To many white Rhodesians, Smith was a savior who vowed to preserve white minority rule and protect their interests against rising African nationalist sentiment. They saw as heroic his unilateral declaration of independence from Britain in 1965, when Britain was pulling out of its African colonies.
But to the blacks who fought a bitter war of independence, many of whom spent years in jail (including President Robert Mugabe), Smith was a ruthless despot who banned black nationalist parties, had leaders arrested and introduced harsh laws curbing civil rights.
In his latter years, Smith believed that he was more popular among black Zimbabweans than Mugabe, who has ruled since blacks won the right to vote in 1980.
With Zimbabwe now in severe economic decline, suffering the world's worst hyperinflation and one of the lowest rates of life expectancy, Smith liked to say that his government had offered blacks better education, housing and healthcare than Mugabe's.
"I was proud of Rhodesia.
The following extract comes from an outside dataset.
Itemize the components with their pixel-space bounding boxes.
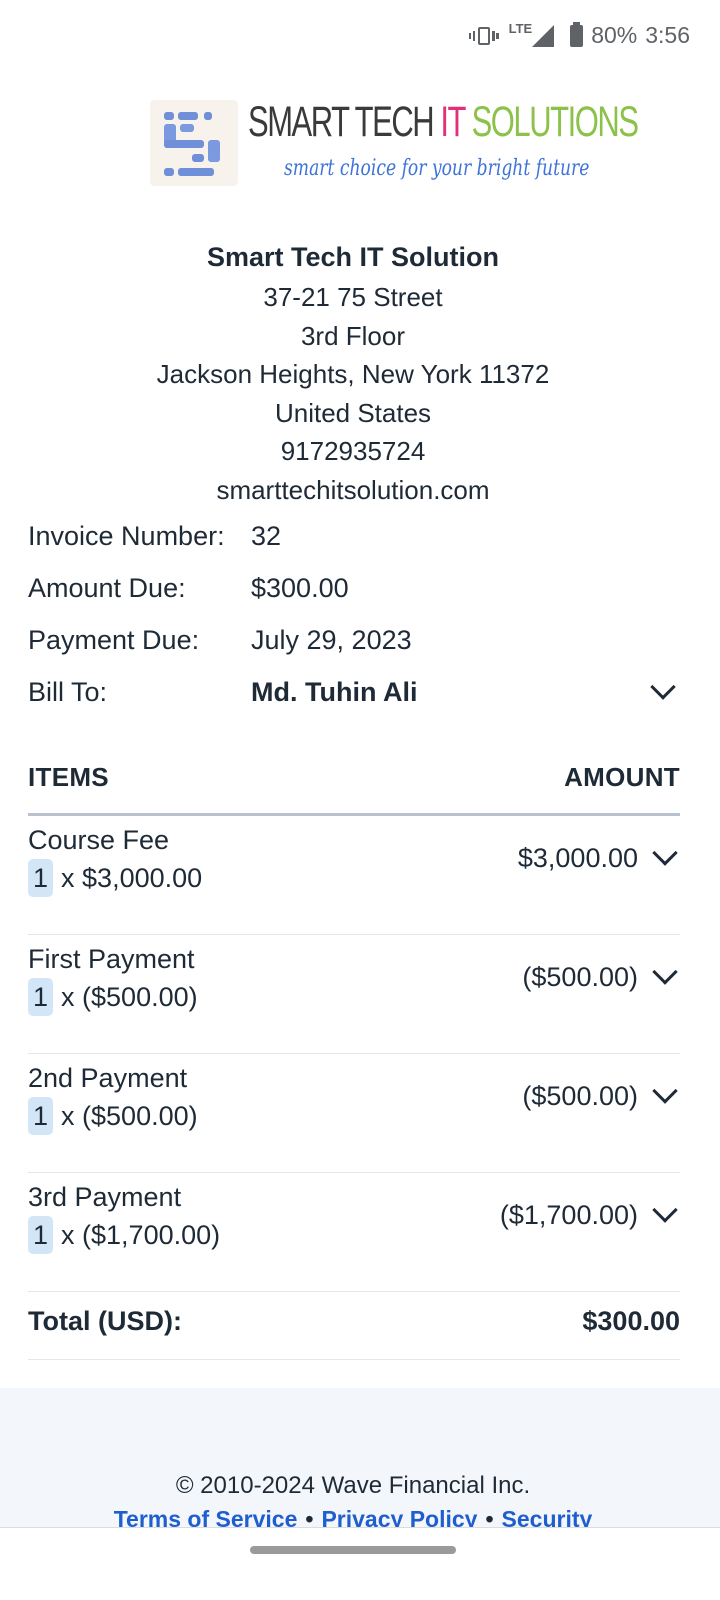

I have difficulty saying I'm proud of Zimbabwe," Smith said in 2000.
Smith's father was a Scottish butcher who settled in Africa to farm in 1897. Born in 1919 in Shurugwi, in what was then Southern Rhodesia, Smith was educated in South Africa and became a World War II fighter pilot for the British with the Royal Air Force. He fought for five months with Italian partisans in the Ligurian Alps against the Nazis. He was shot down in combat, and the resulting injuries left his face badly scarred. He later had plastic surgery to repair the damage, but the operation left him with a stern and stiff expression.
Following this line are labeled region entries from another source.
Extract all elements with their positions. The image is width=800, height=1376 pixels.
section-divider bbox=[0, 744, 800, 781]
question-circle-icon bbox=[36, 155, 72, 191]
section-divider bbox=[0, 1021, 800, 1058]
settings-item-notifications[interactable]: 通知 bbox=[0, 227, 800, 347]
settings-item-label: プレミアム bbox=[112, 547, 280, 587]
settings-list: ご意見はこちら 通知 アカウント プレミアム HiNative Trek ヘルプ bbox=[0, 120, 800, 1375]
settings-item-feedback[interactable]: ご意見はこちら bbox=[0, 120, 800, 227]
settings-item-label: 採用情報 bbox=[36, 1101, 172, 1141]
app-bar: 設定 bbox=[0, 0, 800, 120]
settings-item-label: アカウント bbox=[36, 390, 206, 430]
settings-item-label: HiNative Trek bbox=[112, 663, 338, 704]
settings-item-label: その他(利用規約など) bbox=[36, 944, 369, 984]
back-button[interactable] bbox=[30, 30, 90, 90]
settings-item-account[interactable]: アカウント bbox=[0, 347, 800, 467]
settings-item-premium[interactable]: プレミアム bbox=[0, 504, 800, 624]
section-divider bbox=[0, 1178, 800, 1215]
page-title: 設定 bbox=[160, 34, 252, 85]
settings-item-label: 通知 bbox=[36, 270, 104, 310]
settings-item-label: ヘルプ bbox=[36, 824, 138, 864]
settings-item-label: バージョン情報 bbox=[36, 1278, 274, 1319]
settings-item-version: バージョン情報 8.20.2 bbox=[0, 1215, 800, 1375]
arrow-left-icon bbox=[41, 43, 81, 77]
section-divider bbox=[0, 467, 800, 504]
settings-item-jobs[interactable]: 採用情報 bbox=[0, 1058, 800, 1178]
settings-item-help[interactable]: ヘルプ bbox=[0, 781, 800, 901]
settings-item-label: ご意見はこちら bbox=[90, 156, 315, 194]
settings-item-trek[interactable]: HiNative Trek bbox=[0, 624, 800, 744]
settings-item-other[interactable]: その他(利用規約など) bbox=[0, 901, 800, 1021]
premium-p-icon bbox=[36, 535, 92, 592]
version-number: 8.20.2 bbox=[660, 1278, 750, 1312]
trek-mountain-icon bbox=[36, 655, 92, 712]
He became a farmer in southwestern Zimbabwe and married Janet Watt in 1948, the same year he was elected to parliament as a Liberal. In 1953 he joined the ruling United Federal Party but broke away in 1953, forming a party that merged with another to form the Rhodesian Front party. By then he was a staunch opponent of black majority rule.
"When the white man first came here, the blacks couldn't read or write. They didn't even have their own written language. They wouldn't let their children go to school. They hadn't even invented the wheel," Smith said in 2000, expressing views that are still echoed by some white Zimbabweans today.